I am afraid i will have to disagree with you, as i have actually done this mod and am not speaking from a theoretical point of view.
But hardworking has indicated he does not wish to take the matter any further.
It is interesting to note that you can mod a piece of equipment, spend days redesigning, and at the end of it all there is little difference compared to stock. On the other hand some equipment responds wonderfully to modifications and sounds so much better when compared to the original
Not just theory here either, as a pile of toroids will attest during a bout of prototyping last year. As Simon mentions above, you can produce small differences to the noise performance of the amplifier being driven but these are at low level, down around the amplifiers noise floor and often more to do with orientation of the toroid than the model.
If you examine a 306 with standard transformer it's actually a very quiet amplifier and its transformer VA rating is sufficient for its current rating.
I'm not for one moment suggesting anyone puts a cheap n nasty transformer in their amplifier, but that doesn't apply here as the 306 model is of good quality.
If a piece of equipment responds dramatically to a modification it's because of two possible reasons:
- The design was inadequate in the first place. Perhaps built down to a price, perhaps just plain poor, perhaps just old and relying on less than wonderful parts available at the time.
- You've fundamentally changed the design. As an example, if you have an amplifier with small output caps and you want to drive low impedance loads, making these substantially larger can produce a dramatic result - very measurable and audible.

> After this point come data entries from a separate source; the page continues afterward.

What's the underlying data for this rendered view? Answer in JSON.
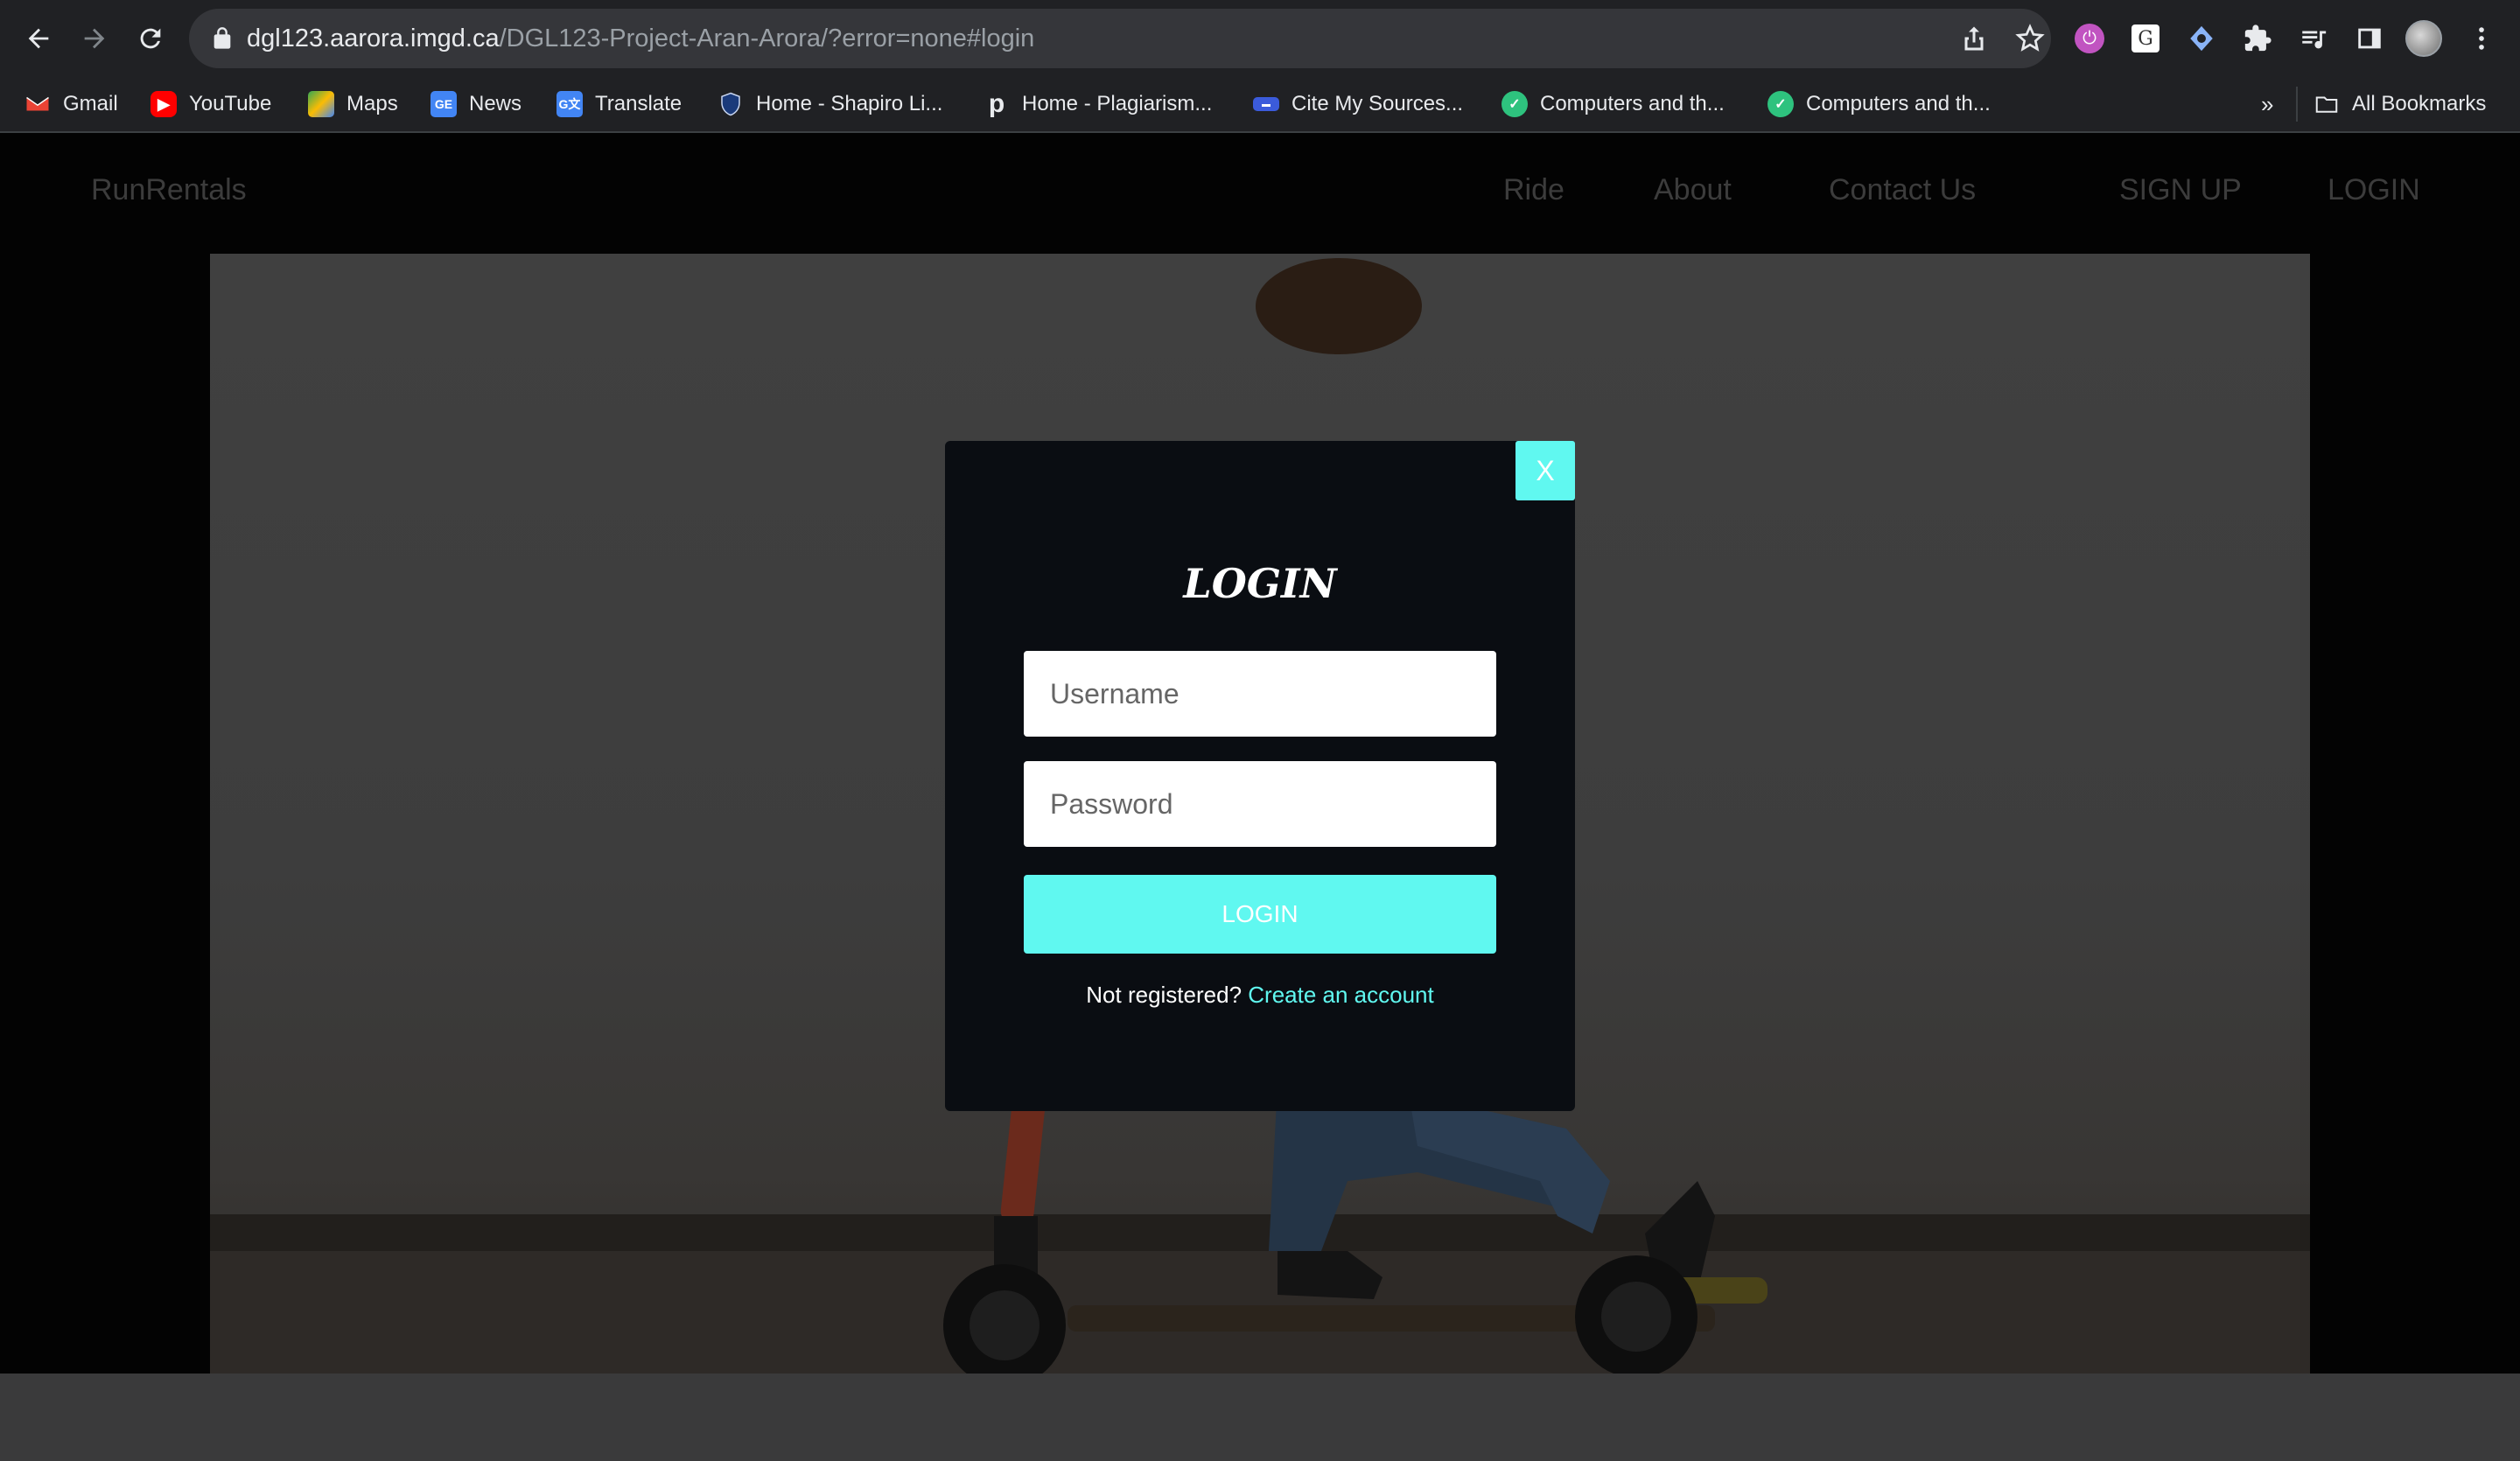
{
  "browser": {
    "url_host": "dgl123.aarora.imgd.ca",
    "url_path": "/DGL123-Project-Aran-Arora/?error=none#login",
    "bookmarks": [
      {
        "label": "Gmail",
        "icon": "gmail-icon"
      },
      {
        "label": "YouTube",
        "icon": "youtube-icon"
      },
      {
        "label": "Maps",
        "icon": "maps-icon"
      },
      {
        "label": "News",
        "icon": "news-icon"
      },
      {
        "label": "Translate",
        "icon": "translate-icon"
      },
      {
        "label": "Home - Shapiro Li...",
        "icon": "shield-icon"
      },
      {
        "label": "Home - Plagiarism...",
        "icon": "p-icon"
      },
      {
        "label": "Cite My Sources...",
        "icon": "cite-icon"
      },
      {
        "label": "Computers and th...",
        "icon": "shield-check-icon"
      },
      {
        "label": "Computers and th...",
        "icon": "shield-check-icon"
      }
    ],
    "overflow_label": "»",
    "all_bookmarks": "All Bookmarks"
  },
  "site": {
    "brand": "RunRentals",
    "nav": {
      "ride": "Ride",
      "about": "About",
      "contact": "Contact Us",
      "signup": "SIGN UP",
      "login": "LOGIN"
    }
  },
  "modal": {
    "close_label": "X",
    "title": "LOGIN",
    "username_placeholder": "Username",
    "password_placeholder": "Password",
    "submit_label": "LOGIN",
    "register_prompt": "Not registered?",
    "register_link": "Create an account"
  },
  "colors": {
    "accent": "#60f8f0",
    "modal_bg": "#0a0d12",
    "browser_bg": "#202124"
  }
}
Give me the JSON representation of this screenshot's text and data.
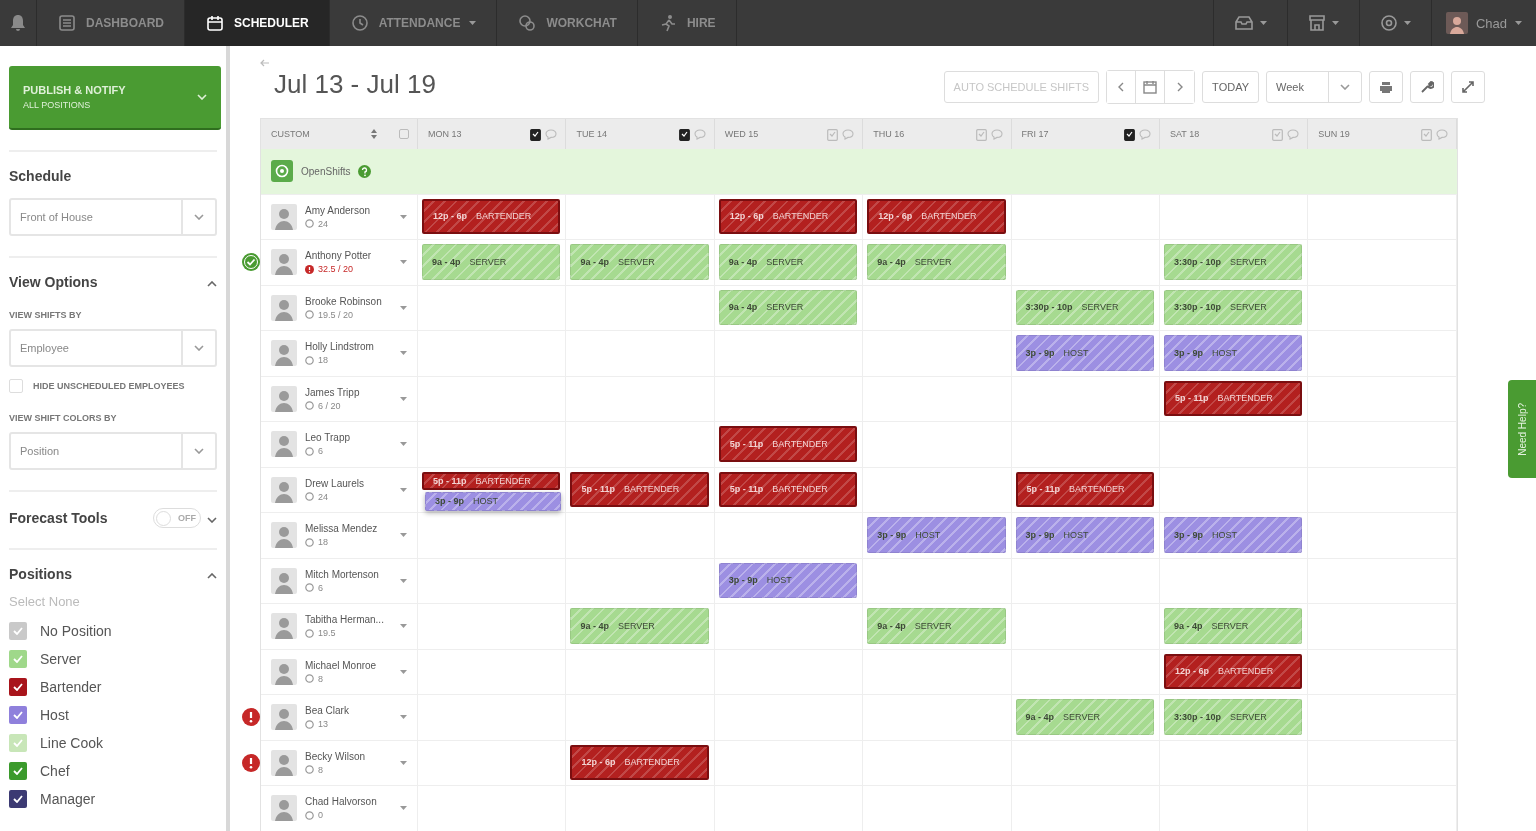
{
  "nav": {
    "items": [
      {
        "label": "DASHBOARD",
        "selected": false,
        "dropdown": false
      },
      {
        "label": "SCHEDULER",
        "selected": true,
        "dropdown": false
      },
      {
        "label": "ATTENDANCE",
        "selected": false,
        "dropdown": true
      },
      {
        "label": "WORKCHAT",
        "selected": false,
        "dropdown": false
      },
      {
        "label": "HIRE",
        "selected": false,
        "dropdown": false
      }
    ],
    "user": {
      "name": "Chad"
    }
  },
  "sidebar": {
    "publish": {
      "label": "PUBLISH & NOTIFY",
      "sublabel": "ALL POSITIONS"
    },
    "schedule": {
      "title": "Schedule",
      "value": "Front of House"
    },
    "view_options": {
      "title": "View Options",
      "expanded": true,
      "shifts_by_label": "VIEW SHIFTS BY",
      "shifts_by": "Employee",
      "hide_unscheduled": {
        "label": "HIDE UNSCHEDULED EMPLOYEES",
        "checked": false
      },
      "colors_by_label": "VIEW SHIFT COLORS BY",
      "colors_by": "Position"
    },
    "forecast": {
      "title": "Forecast Tools",
      "on": false,
      "toggle_label": "OFF",
      "expanded": false
    },
    "positions": {
      "title": "Positions",
      "expanded": true,
      "select_none": "Select None",
      "items": [
        {
          "label": "No Position",
          "color": "#c9c9c9",
          "checked": true
        },
        {
          "label": "Server",
          "color": "#9fd88a",
          "checked": true
        },
        {
          "label": "Bartender",
          "color": "#a8141b",
          "checked": true
        },
        {
          "label": "Host",
          "color": "#8f80dc",
          "checked": true
        },
        {
          "label": "Line Cook",
          "color": "#c8e6b8",
          "checked": true
        },
        {
          "label": "Chef",
          "color": "#3b9a2c",
          "checked": true
        },
        {
          "label": "Manager",
          "color": "#3c3a73",
          "checked": true
        }
      ]
    }
  },
  "title": "Jul 13 - Jul 19",
  "toolbar": {
    "auto_schedule": {
      "label": "AUTO SCHEDULE SHIFTS",
      "disabled": true
    },
    "today": "TODAY",
    "range": "Week"
  },
  "grid": {
    "sort_label": "CUSTOM",
    "days": [
      {
        "label": "MON 13",
        "published": true
      },
      {
        "label": "TUE 14",
        "published": true
      },
      {
        "label": "WED 15",
        "published": false
      },
      {
        "label": "THU 16",
        "published": false
      },
      {
        "label": "FRI 17",
        "published": true
      },
      {
        "label": "SAT 18",
        "published": false
      },
      {
        "label": "SUN 19",
        "published": false
      }
    ],
    "open_shifts": {
      "label": "OpenShifts"
    },
    "employees": [
      {
        "name": "Amy Anderson",
        "hours": "24",
        "over": false,
        "approved": false,
        "alert": false,
        "cells": [
          {
            "time": "12p - 6p",
            "role": "BARTENDER",
            "color": "#b3201f"
          },
          null,
          {
            "time": "12p - 6p",
            "role": "BARTENDER",
            "color": "#b3201f"
          },
          {
            "time": "12p - 6p",
            "role": "BARTENDER",
            "color": "#b3201f"
          },
          null,
          null,
          null
        ]
      },
      {
        "name": "Anthony Potter",
        "hours": "32.5 / 20",
        "over": true,
        "approved": true,
        "alert": false,
        "cells": [
          {
            "time": "9a - 4p",
            "role": "SERVER",
            "color": "#a6da90"
          },
          {
            "time": "9a - 4p",
            "role": "SERVER",
            "color": "#a6da90"
          },
          {
            "time": "9a - 4p",
            "role": "SERVER",
            "color": "#a6da90"
          },
          {
            "time": "9a - 4p",
            "role": "SERVER",
            "color": "#a6da90"
          },
          null,
          {
            "time": "3:30p - 10p",
            "role": "SERVER",
            "color": "#a6da90"
          },
          null
        ]
      },
      {
        "name": "Brooke Robinson",
        "hours": "19.5 / 20",
        "over": false,
        "approved": false,
        "alert": false,
        "cells": [
          null,
          null,
          {
            "time": "9a - 4p",
            "role": "SERVER",
            "color": "#a6da90"
          },
          null,
          {
            "time": "3:30p - 10p",
            "role": "SERVER",
            "color": "#a6da90"
          },
          {
            "time": "3:30p - 10p",
            "role": "SERVER",
            "color": "#a6da90"
          },
          null
        ]
      },
      {
        "name": "Holly Lindstrom",
        "hours": "18",
        "over": false,
        "approved": false,
        "alert": false,
        "cells": [
          null,
          null,
          null,
          null,
          {
            "time": "3p - 9p",
            "role": "HOST",
            "color": "#9c8fe2"
          },
          {
            "time": "3p - 9p",
            "role": "HOST",
            "color": "#9c8fe2"
          },
          null
        ]
      },
      {
        "name": "James Tripp",
        "hours": "6 / 20",
        "over": false,
        "approved": false,
        "alert": false,
        "cells": [
          null,
          null,
          null,
          null,
          null,
          {
            "time": "5p - 11p",
            "role": "BARTENDER",
            "color": "#b3201f"
          },
          null
        ]
      },
      {
        "name": "Leo Trapp",
        "hours": "6",
        "over": false,
        "approved": false,
        "alert": false,
        "cells": [
          null,
          null,
          {
            "time": "5p - 11p",
            "role": "BARTENDER",
            "color": "#b3201f"
          },
          null,
          null,
          null,
          null
        ]
      },
      {
        "name": "Drew Laurels",
        "hours": "24",
        "over": false,
        "approved": false,
        "alert": false,
        "cells": [
          {
            "time": "5p - 11p",
            "role": "BARTENDER",
            "color": "#b3201f",
            "drag": {
              "time": "3p - 9p",
              "role": "HOST",
              "color": "#9c8fe2"
            }
          },
          {
            "time": "5p - 11p",
            "role": "BARTENDER",
            "color": "#b3201f"
          },
          {
            "time": "5p - 11p",
            "role": "BARTENDER",
            "color": "#b3201f"
          },
          null,
          {
            "time": "5p - 11p",
            "role": "BARTENDER",
            "color": "#b3201f"
          },
          null,
          null
        ]
      },
      {
        "name": "Melissa Mendez",
        "hours": "18",
        "over": false,
        "approved": false,
        "alert": false,
        "cells": [
          null,
          null,
          null,
          {
            "time": "3p - 9p",
            "role": "HOST",
            "color": "#9c8fe2"
          },
          {
            "time": "3p - 9p",
            "role": "HOST",
            "color": "#9c8fe2"
          },
          {
            "time": "3p - 9p",
            "role": "HOST",
            "color": "#9c8fe2"
          },
          null
        ]
      },
      {
        "name": "Mitch Mortenson",
        "hours": "6",
        "over": false,
        "approved": false,
        "alert": false,
        "cells": [
          null,
          null,
          {
            "time": "3p - 9p",
            "role": "HOST",
            "color": "#9c8fe2"
          },
          null,
          null,
          null,
          null
        ]
      },
      {
        "name": "Tabitha Herman...",
        "hours": "19.5",
        "over": false,
        "approved": false,
        "alert": false,
        "cells": [
          null,
          {
            "time": "9a - 4p",
            "role": "SERVER",
            "color": "#a6da90"
          },
          null,
          {
            "time": "9a - 4p",
            "role": "SERVER",
            "color": "#a6da90"
          },
          null,
          {
            "time": "9a - 4p",
            "role": "SERVER",
            "color": "#a6da90"
          },
          null
        ]
      },
      {
        "name": "Michael Monroe",
        "hours": "8",
        "over": false,
        "approved": false,
        "alert": false,
        "cells": [
          null,
          null,
          null,
          null,
          null,
          {
            "time": "12p - 6p",
            "role": "BARTENDER",
            "color": "#b3201f"
          },
          null
        ]
      },
      {
        "name": "Bea Clark",
        "hours": "13",
        "over": false,
        "approved": false,
        "alert": true,
        "cells": [
          null,
          null,
          null,
          null,
          {
            "time": "9a - 4p",
            "role": "SERVER",
            "color": "#a6da90"
          },
          {
            "time": "3:30p - 10p",
            "role": "SERVER",
            "color": "#a6da90"
          },
          null
        ]
      },
      {
        "name": "Becky Wilson",
        "hours": "8",
        "over": false,
        "approved": false,
        "alert": true,
        "cells": [
          null,
          {
            "time": "12p - 6p",
            "role": "BARTENDER",
            "color": "#b3201f"
          },
          null,
          null,
          null,
          null,
          null
        ]
      },
      {
        "name": "Chad Halvorson",
        "hours": "0",
        "over": false,
        "approved": false,
        "alert": false,
        "cells": [
          null,
          null,
          null,
          null,
          null,
          null,
          null
        ]
      }
    ]
  },
  "help_tab": {
    "label": "Need Help?"
  }
}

Same goes for a phono stage which is rolling off at 40hz when you prevent this happening. Or a noisy op amp in a high gain, critical circuit position might well be improved by a modern low noise alternative, but the same op amp used elsewhere in a low or unity gain part of the circuit might bring no benefit whatsoever. So yes some things will respond to modification, some won't.
There is a third option, and that's that folk tend to hear what they expect. So having spent a great deal of time and effort fitting 'better' components there is always the tendency, without proper listening controls in place, to think you've made things better.
Done that myself many times and it always irks people to suggest that they might be mistaken for good reason - but it's human nature and we're all susceptible to some degree.